It is Fraud alright

by Colin Berkshire

Colin here. I’ve recently written about how the phone company made a conscious decision to not stop Blue Box phone Phreaks because they were profitable, and I’ve written how the Banks make billions of dollars on facilitated credit card fraud.

We read a lot about Internet security hackers. ObamaCare had such poor security when it was introduced that anybody could access personnel records simply by altering portions of the URL.

I know of one commercial website where the customer number is in plain text in the URLs and where the account numbers are sequentially assigned. Yes, you can access any customer’s confidential information simply by manually editing the “&account=” number in the URL.

A major retailer had millions of credit card numbers stolen simply because the WiFi access points had no password. Another major retailer used Windows based POS systems that had no malware detection and prevention.

We love to villify these Internet hackers. In fact, it is entirely analogous to how we vilified the phone company Blue Box phone Phreaks. We write them up in newspapers and we talk about how these devious minded individuals are out to take advantage of you and I. We eat this stuff up.

Behind the scenes there is something more sinister. Blue boxers are profitable. Banks make billions of dollars by intentionally making credit card fraud easy. And corporations care so little about security that they don’t bother to set passwords or to use the most basic common sense in building systems.

I agree that hackers that use NSA-like techniques to break into systems are bad. Hackers who ruin companies with denial of service attacks are just plain mean.

But shouldn’t there be some minimum level of security required? Shouldn’t it be equally criminal to implement a system to irresponsibly that personal information can be stolen by a sixth grader with a below average IQ?

What if a hacker could wage the defense that the hack was so simple that it could be done by a sixth grader? If the code was that poorly written then perhaps the corporate programmer and their Vice President should to to jail instead of the hacker.

The defense might go like this: “Your honor, I did break into this computer system and I did steal 100,000 customer’s confidential information and they all had to change their credit cards and spend a lot of time. But you see, all you had to do to get this information was to increment the account number on the URL to get tot he next customer’s information. This is so simple that a sixth grader could have done it. Therefore, I assert as my defense that the negligent and malicious individual was actually the corporate programmer and their Vice President who didn’t give a dang and wouldn’t spend one dime on security. They should go to jail in my place.”

I know this sounds silly. But what would happen is that corporations would start to worry about security and they would start to protect their customers.

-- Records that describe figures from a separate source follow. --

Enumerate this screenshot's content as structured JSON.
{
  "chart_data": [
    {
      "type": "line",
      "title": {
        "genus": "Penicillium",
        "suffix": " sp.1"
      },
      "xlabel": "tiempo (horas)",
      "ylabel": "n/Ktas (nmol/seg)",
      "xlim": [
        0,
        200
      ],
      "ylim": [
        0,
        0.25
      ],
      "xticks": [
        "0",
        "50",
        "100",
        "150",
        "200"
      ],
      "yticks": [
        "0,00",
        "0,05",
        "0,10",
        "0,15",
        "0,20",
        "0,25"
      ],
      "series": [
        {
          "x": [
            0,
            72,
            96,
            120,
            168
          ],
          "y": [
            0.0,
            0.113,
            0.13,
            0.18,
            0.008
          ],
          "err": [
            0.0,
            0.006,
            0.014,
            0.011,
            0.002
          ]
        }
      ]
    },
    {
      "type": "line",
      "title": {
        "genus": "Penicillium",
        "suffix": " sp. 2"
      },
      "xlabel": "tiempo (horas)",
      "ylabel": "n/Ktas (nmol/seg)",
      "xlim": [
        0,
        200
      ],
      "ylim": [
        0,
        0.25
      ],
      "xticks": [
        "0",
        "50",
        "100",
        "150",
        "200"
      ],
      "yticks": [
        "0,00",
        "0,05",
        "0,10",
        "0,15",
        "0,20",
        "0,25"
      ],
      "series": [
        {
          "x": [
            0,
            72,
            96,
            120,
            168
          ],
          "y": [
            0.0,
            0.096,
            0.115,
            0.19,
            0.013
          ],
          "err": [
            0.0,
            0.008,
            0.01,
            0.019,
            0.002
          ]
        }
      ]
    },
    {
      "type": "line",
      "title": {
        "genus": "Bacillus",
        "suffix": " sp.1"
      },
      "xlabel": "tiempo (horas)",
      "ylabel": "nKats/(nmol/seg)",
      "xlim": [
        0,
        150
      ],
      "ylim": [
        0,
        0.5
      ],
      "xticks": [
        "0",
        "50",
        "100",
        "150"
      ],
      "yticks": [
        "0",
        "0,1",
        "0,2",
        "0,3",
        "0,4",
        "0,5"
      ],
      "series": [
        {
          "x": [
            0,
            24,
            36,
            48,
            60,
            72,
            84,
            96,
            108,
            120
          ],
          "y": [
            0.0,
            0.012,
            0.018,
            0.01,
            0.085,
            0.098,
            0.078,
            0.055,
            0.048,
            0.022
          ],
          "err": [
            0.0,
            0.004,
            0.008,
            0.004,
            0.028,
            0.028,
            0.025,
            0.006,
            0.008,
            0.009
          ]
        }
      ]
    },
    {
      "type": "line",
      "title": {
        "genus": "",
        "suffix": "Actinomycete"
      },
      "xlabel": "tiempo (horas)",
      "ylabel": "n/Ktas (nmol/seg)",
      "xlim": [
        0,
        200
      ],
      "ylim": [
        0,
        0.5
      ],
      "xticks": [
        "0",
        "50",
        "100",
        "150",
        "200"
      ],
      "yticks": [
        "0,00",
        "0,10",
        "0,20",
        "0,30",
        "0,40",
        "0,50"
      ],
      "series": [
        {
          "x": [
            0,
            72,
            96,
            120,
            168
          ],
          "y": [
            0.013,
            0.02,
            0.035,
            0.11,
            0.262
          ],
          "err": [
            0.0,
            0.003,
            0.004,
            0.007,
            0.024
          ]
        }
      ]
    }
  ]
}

When you start talking about putting inept, uncaring corporate types into jail because they wouldn’t take the most basic steps to protect their customers privacy then companies would start taking privacy seriously.

The Bell System could have trivially fixed their network to prevent Blue Boxing and they actually chose not to because that was more profitable. The banks could have implemented PIN numbers and chips on credit cards (like is done in the whole rest of the world) but they don’t because it is more profitable not to. This sort if behavior is contrary to good public policy.

The problem in most cases is not genius hackers. In most cases it is corporations who can’t be bothered to spend $100 to protect their customers privacy.

If you dump toxic waste on an empty lot and get caught you go to jail. When a company does the same, they need to designate somebody to go to jail in their place.